Sedgwick not only hoped but urged others to intervene in her thinking as a way of moving forward—either by expanding upon, departing from, or rejecting entirely. And they did! Queer and sexuality studies has radically flourished since the publication of Epistemology, though, as the book emphatically stated: "People are different from each other." (Let’s just think about that for a moment.)
That the critics (and the Times!) kept returning to mock Sedgwick is a reminder of this. (Or perhaps, it’s that no one will ever be close to resembling Sedgwick.) Dinitia Smith’s 1998 piece leaves me freshly horrified each time:
Queer theory, which Ms. Sedgwick developed along with Judith Butler, a professor at the University of California, Berkeley, is a prism through which scholars examine literary texts.

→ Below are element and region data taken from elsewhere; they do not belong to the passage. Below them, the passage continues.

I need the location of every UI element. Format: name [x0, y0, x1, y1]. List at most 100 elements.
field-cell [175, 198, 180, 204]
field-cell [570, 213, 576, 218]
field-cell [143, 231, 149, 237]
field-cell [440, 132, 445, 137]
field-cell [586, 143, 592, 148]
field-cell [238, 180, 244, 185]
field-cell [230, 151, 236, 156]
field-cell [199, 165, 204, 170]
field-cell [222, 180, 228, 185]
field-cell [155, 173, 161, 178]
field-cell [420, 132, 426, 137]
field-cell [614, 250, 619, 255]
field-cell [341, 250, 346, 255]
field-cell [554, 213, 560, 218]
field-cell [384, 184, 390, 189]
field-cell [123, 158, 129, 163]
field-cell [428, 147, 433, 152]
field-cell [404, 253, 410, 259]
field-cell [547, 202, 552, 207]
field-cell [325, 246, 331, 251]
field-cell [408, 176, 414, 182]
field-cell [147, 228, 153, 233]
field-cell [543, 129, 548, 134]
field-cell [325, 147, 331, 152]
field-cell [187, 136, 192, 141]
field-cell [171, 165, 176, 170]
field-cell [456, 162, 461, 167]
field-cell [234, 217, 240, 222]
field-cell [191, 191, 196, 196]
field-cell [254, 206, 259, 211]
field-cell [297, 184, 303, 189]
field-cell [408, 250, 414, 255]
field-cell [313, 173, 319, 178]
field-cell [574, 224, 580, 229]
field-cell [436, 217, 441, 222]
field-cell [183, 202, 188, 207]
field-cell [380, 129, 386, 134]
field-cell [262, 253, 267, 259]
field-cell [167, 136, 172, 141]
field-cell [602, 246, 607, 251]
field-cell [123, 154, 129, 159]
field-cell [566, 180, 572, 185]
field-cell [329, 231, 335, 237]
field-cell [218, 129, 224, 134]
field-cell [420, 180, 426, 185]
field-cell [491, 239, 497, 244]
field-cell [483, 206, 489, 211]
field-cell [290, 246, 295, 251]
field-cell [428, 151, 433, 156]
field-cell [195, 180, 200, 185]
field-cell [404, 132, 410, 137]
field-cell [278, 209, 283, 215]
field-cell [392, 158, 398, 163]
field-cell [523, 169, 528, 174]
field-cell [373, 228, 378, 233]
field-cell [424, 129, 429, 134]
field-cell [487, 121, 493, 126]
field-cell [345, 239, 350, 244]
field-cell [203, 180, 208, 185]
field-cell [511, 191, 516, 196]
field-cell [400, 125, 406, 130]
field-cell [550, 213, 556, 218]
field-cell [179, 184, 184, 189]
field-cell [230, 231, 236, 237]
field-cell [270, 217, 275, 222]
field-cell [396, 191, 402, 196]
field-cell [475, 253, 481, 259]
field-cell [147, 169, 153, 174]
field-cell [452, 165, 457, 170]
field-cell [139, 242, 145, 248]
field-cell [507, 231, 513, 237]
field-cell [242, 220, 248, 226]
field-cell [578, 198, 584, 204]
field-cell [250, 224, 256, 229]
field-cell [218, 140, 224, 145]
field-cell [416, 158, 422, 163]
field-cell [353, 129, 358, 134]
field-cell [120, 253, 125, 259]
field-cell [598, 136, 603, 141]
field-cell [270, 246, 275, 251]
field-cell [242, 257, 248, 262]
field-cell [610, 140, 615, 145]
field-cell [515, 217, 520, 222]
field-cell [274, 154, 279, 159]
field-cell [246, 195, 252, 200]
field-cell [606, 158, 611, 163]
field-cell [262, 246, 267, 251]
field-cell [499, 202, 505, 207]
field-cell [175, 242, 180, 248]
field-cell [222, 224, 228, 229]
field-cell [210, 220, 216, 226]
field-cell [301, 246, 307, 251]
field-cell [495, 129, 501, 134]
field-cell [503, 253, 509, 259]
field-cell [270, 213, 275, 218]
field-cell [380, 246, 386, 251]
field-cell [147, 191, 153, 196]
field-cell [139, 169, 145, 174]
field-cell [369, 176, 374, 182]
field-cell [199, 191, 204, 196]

It gets worse, and it continues after death. And though we have few words for "racism as criticism" Bruce Bawer, remember when he waxed ignorant about Sedgwick in his 2012 book? This is all obviously anti-intellectual bullshit of the highest order.
We need to keep making space for the different, and Sedgwick, especially, knew the virtue of returning and rereading—of changing one’s mind. In a 1999 interview, Sedgwick remarked on the difference between what she categorized as knowing and realizing:
It’s hard to recognize that your whole being, your soul doesn’t move at the speed of your cognition… That it could take you a year to really know something that you intellectually believe in a second… how not to feel ashamed of the amount of time things take, or the recalcitrance of emotional or personal change.
And if reading Between Men or Epistemology jars us somewhat back to the eighties, Sedgwick also proves the exception to the rule (perhaps being the least reactionary of all radical theorists from then, and certainly not rooted in sex positivism). She made a crucial intervention—in feminism, in antihomophobic studies, in scholarship—that was needed then, and remains relevant (and still needed!) today:
If it is still in important respects the master-canon it nevertheless cannot now escape naming itsef with every syllable also a particular canon, a canon of mastery, in this case of men's mastery over, and over against, women. Perhaps never again need women—need, one hopes, anybody—feel greeted by the Norton Anthology of mostly white men's Literature with the implied insolent salutation, "I'm nobody. Who are you?"
In 1998—just over a decade before her death, and a few years after the recurrence of her breast cancer—Sedgwick published a lyrical essay in the prestigious academic journal Critical Inquiry about her searching therapy sessions. The piece is titled "A Dialogue on Love," and is spaced almost poetically (Sedgwick started out as an aspiring poet), where she reiterates conversations with her therapist:
What I’m proudest of, I guess, is having a life where work and love are impossible to tell apart. Most of my academic work is about gay men, so it might seem strange to you that I would say that—not being a man, not even, I don’t think, being gay. But it’s still true. The work is about sex and love and desire, to begin with—like your work I suppose—so it’s almost bound to be involving at that intimate level. But beyond that, even—Oh, where to start!